Anthony Albanese wird neuer Premier in Australien. Foto: AFP/WENDELL TEODORO

Nach neun Jahren in der Opposition stellen die Sozialdemokraten in Australien wieder den Premierminister. Anthony Albanese blickt dabei auf einen durchaus bemerkenswerten Lebenslauf zurück.

Anthony Albanese sitzt seit mehr als 25 Jahren im australischen Parlament. In dieser Zeit hat er extreme Höhen und extreme Tiefen seiner Labor Party miterlebt. Zwischenzeitlich war diese intern so sehr zerstritten, dass sie sich für fast eine Dekade in der Opposition wiederfand. Albanese fiel in den vergangenen Jahren das schwierige Los zu, die einstigen „Parteifreunde“ wieder zu vereinen. Letzteres ist dem freundlichen 59-Jährigen gelungen. Bei den Parlamentswahlen am Wochenende sicherte sich die Labor-Partei mindestens 74 der 151 Sitzen im Repräsentantenhaus.

Geduld und Hartnäckigkeit

Albanese selbst hat einen eher steinigen Weg bis in die Regierung zurückgelegt. Er wuchs in ärmlichen Verhältnissen im Westen Sydneys auf. Seine Mutter war alleinerziehend, schwer krank und lebte mit ihrem Sohn in einer Sozialwohnung. Den Vater, einen Italiener, lernte Albanese erst im Erwachsenenalter kennen. Seine Kindheit verbrachte er in dem Glauben, der Vater sei bei einem Verkehrsunfall ums Leben gekommen. „Ich habe den Wert eines Dollars schätzen gelernt. Ich habe gelernt, wie wichtig Resilienz ist“, sagt Albanese.

Schon während seines Wirtschaftsstudiums trat er in die Labor Party ein. 1996 gelang es ihm erstmals, als Parlamentarier ins Repräsentantenhaus in Canberra einzuziehen. Den Sitz hält er seit inzwischen 26 Jahren. Während einer früheren Labor-Regierung war Albanese Minister für Infrastruktur und Verkehr. An der Spitze der Labor Party ist er seit 2019. Es war kein raketenhafter Aufstieg, den Albanese hinlegte – vielmehr zeichnet sich seine Karriere durch viel Geduld und Hartnäckigkeit aus.

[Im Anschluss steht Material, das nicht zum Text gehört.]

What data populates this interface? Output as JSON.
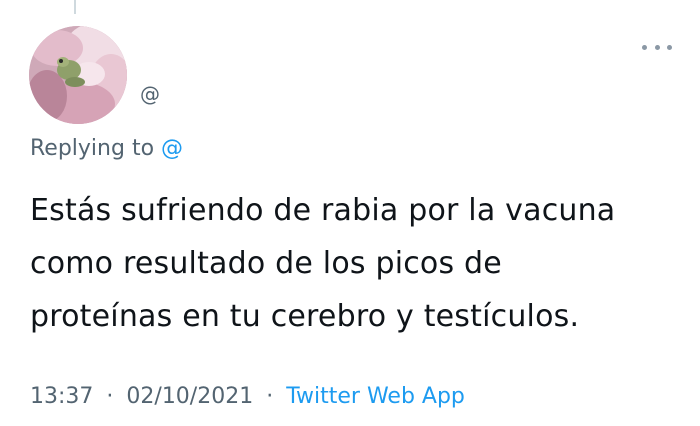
{
  "tweet": {
    "handle": "@",
    "replying_prefix": "Replying to ",
    "replying_mention": "@",
    "body_lines": [
      "Estás sufriendo de rabia por la vacuna",
      "como resultado de los picos de",
      "proteínas en tu cerebro y testículos."
    ],
    "time": "13:37",
    "separator": "·",
    "date": "02/10/2021",
    "source": "Twitter Web App"
  },
  "icons": {
    "avatar": "flower-frog-avatar",
    "more": "more-dots-icon"
  },
  "colors": {
    "text": "#0f1419",
    "secondary": "#536471",
    "link": "#1d9bf0",
    "background": "#ffffff"
  }
}
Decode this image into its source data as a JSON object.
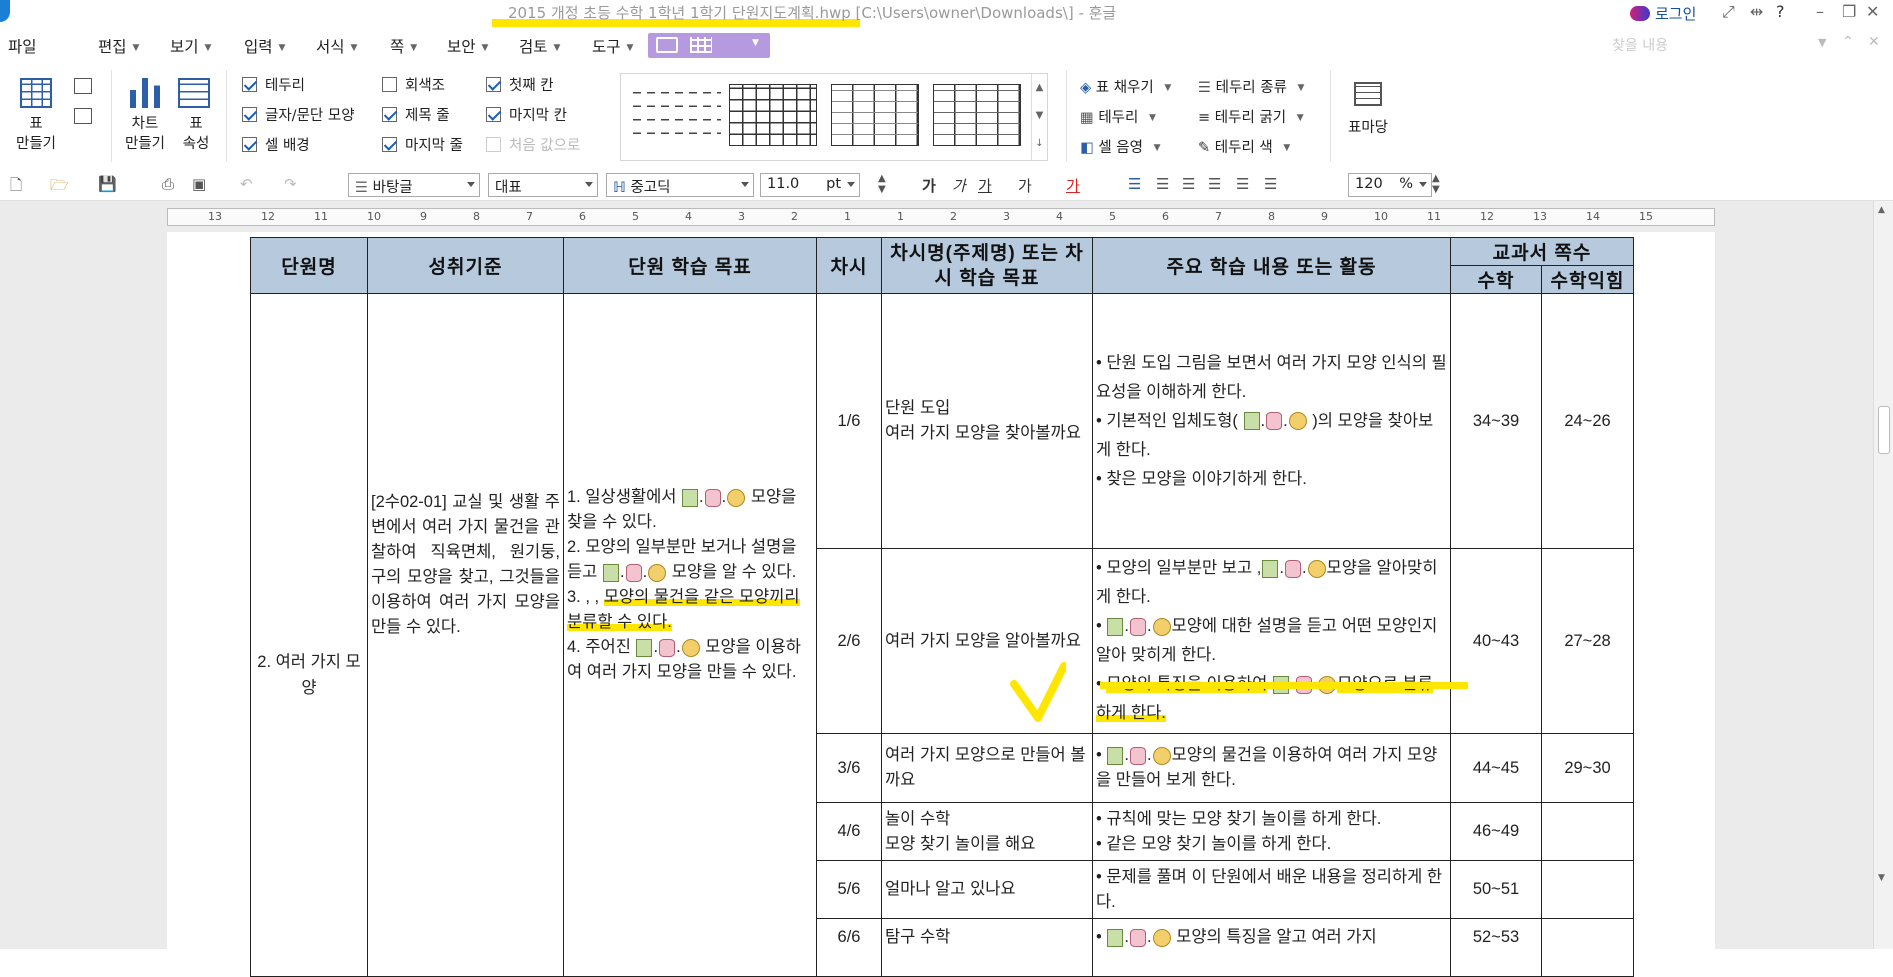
{
  "titlebar": {
    "title": "2015 개정 초등 수학 1학년 1학기 단원지도계획.hwp [C:\\Users\\owner\\Downloads\\] - 훈글",
    "login": "로그인",
    "help": "?"
  },
  "menu": {
    "items": [
      "파일",
      "편집",
      "보기",
      "입력",
      "서식",
      "쪽",
      "보안",
      "검토",
      "도구"
    ],
    "search_placeholder": "찾을 내용"
  },
  "ribbon": {
    "make_table": "표\n만들기",
    "make_chart": "차트\n만들기",
    "table_props": "표\n속성",
    "checks": [
      {
        "label": "테두리",
        "checked": true
      },
      {
        "label": "글자/문단 모양",
        "checked": true
      },
      {
        "label": "셀 배경",
        "checked": true
      },
      {
        "label": "회색조",
        "checked": false
      },
      {
        "label": "제목 줄",
        "checked": true
      },
      {
        "label": "마지막 줄",
        "checked": true
      },
      {
        "label": "첫째 칸",
        "checked": true
      },
      {
        "label": "마지막 칸",
        "checked": true
      },
      {
        "label": "처음 값으로",
        "checked": false
      }
    ],
    "right_tools": [
      "표 채우기",
      "테두리",
      "셀 음영",
      "테두리 종류",
      "테두리 굵기",
      "테두리 색"
    ],
    "table_anchor": "표마당"
  },
  "toolbar": {
    "style": "바탕글",
    "lang": "대표",
    "font": "중고딕",
    "size": "11.0",
    "unit": "pt",
    "zoom": "120",
    "zoom_unit": "%",
    "fmt": [
      "가",
      "가",
      "가",
      "가",
      "가"
    ]
  },
  "ruler": {
    "numbers": [
      "13",
      "12",
      "11",
      "10",
      "9",
      "8",
      "7",
      "6",
      "5",
      "4",
      "3",
      "2",
      "1",
      "1",
      "2",
      "3",
      "4",
      "5",
      "6",
      "7",
      "8",
      "9",
      "10",
      "11",
      "12",
      "13",
      "14",
      "15"
    ]
  },
  "table": {
    "headers": [
      "단원명",
      "성취기준",
      "단원 학습 목표",
      "차시",
      "차시명(주제명) 또는 차시 학습 목표",
      "주요 학습 내용 또는 활동",
      "교과서 쪽수",
      "수학",
      "수학익힘"
    ],
    "unit": "2. 여러 가지 모양",
    "standard": "[2수02-01] 교실 및 생활 주변에서 여러 가지 물건을 관찰하여 직육면체, 원기둥, 구의 모양을 찾고, 그것들을 이용하여 여러 가지 모양을 만들 수 있다.",
    "goals": [
      "1. 일상생활에서",
      "모양을 찾을 수 있다.",
      "2. 모양의 일부분만 보거나 설명을 듣고",
      "모양을 알 수 있다.",
      "3. , , ",
      "모양의 물건을 같은 모양끼리 분류할 수 있다.",
      "4. 주어진",
      "모양을 이용하여 여러 가지 모양을 만들 수 있다."
    ],
    "rows": [
      {
        "period": "1/6",
        "title": "단원 도입\n여러 가지 모양을 찾아볼까요",
        "acts": [
          "단원 도입 그림을 보면서 여러 가지 모양 인식의 필요성을 이해하게 한다.",
          "기본적인 입체도형(",
          "의 모양을 찾아보게 한다.",
          "찾은 모양을 이야기하게 한다."
        ],
        "math": "34~39",
        "work": "24~26"
      },
      {
        "period": "2/6",
        "title": "여러 가지 모양을 알아볼까요",
        "acts": [
          "모양의 일부분만 보고 ,",
          "모양을 알아맞히게 한다.",
          "모양에 대한 설명을 듣고 어떤 모양인지 알아 맞히게 한다.",
          "모양의 특징을 이용하여",
          "모양으로 분류하게 한다."
        ],
        "math": "40~43",
        "work": "27~28"
      },
      {
        "period": "3/6",
        "title": "여러 가지 모양으로 만들어 볼까요",
        "acts": [
          "모양의 물건을 이용하여 여러 가지 모양을 만들어 보게 한다."
        ],
        "math": "44~45",
        "work": "29~30"
      },
      {
        "period": "4/6",
        "title": "놀이 수학\n모양 찾기 놀이를 해요",
        "acts": [
          "규칙에 맞는 모양 찾기 놀이를 하게 한다.",
          "같은 모양 찾기 놀이를 하게 한다."
        ],
        "math": "46~49",
        "work": ""
      },
      {
        "period": "5/6",
        "title": "얼마나 알고 있나요",
        "acts": [
          "문제를 풀며 이 단원에서 배운 내용을 정리하게 한다."
        ],
        "math": "50~51",
        "work": ""
      },
      {
        "period": "6/6",
        "title": "탐구 수학",
        "acts": [
          "모양의 특징을 알고 여러 가지"
        ],
        "math": "52~53",
        "work": ""
      }
    ]
  }
}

Gegner warfen Albanese manchmal gar eine „Zermürbungsstrategie“ vor. Doch seiner Geduld verdankte er wohl auch seinen Sieg: Denn letztendlich schoss sich sein Gegner Scott Morrison selbst ins Abseits. Morrison hatte die Wahl vermutlich bereits 2019 verloren, als er während der tragischen Buschfeuer in Australien mit seiner Familie nach Hawaii in den Urlaub fuhr und dies mit den Worten abtat, er müsse ja keinen Löschschlauch halten.

Kampf gegen den Klimawandel

Albanese positionierte sich im Gegenzug als jemand, der aufbauen und nicht niederwalzen wolle, er versprach „Erneuerung”, aber keine Revolution. Insgesamt trat der Sozialdemokrat mit einem Wahlprogramm auf, das wenig Zukunftsweisendes verspricht, sich aber auf die typischen sozialdemokratischen Werte besinnt.

Der langjährige Politiker setzt sich für höhere Mindestlöhne, eine nationale Antikorruptionskommission, bessere Kinder- und Altenbetreuung und eine besser finanzierte staatliche Krankenkasse ein. Auch die indigenen Bewohner Australiens könnten unter dem sozialdemokratischen Premierminister einen Sieg verbuchen: Albanese will sich dafür einsetzen, eine fünf Jahre alte Petition von Führern der Ureinwohner umzusetzen und den Aborigines eine Stimme im Parlament zu geben sowie deren Stellung als erste Australier in der Verfassung zu verankern.

Albanese hat zudem deutlich mehr Ambitionen im Kampf gegen den Klimawandel – für viele Australier das wichtigste Thema dieser Wahl. So wollen die Sozialdemokraten die Emissionen bis 2030 um 43 Prozent reduzieren. Damit würde das Land immerhin zu wichtigen Handelspartnern wie Kanada (40-45 Prozent), Südkorea (40 Prozent) oder Japan (46 Prozent) aufschließen.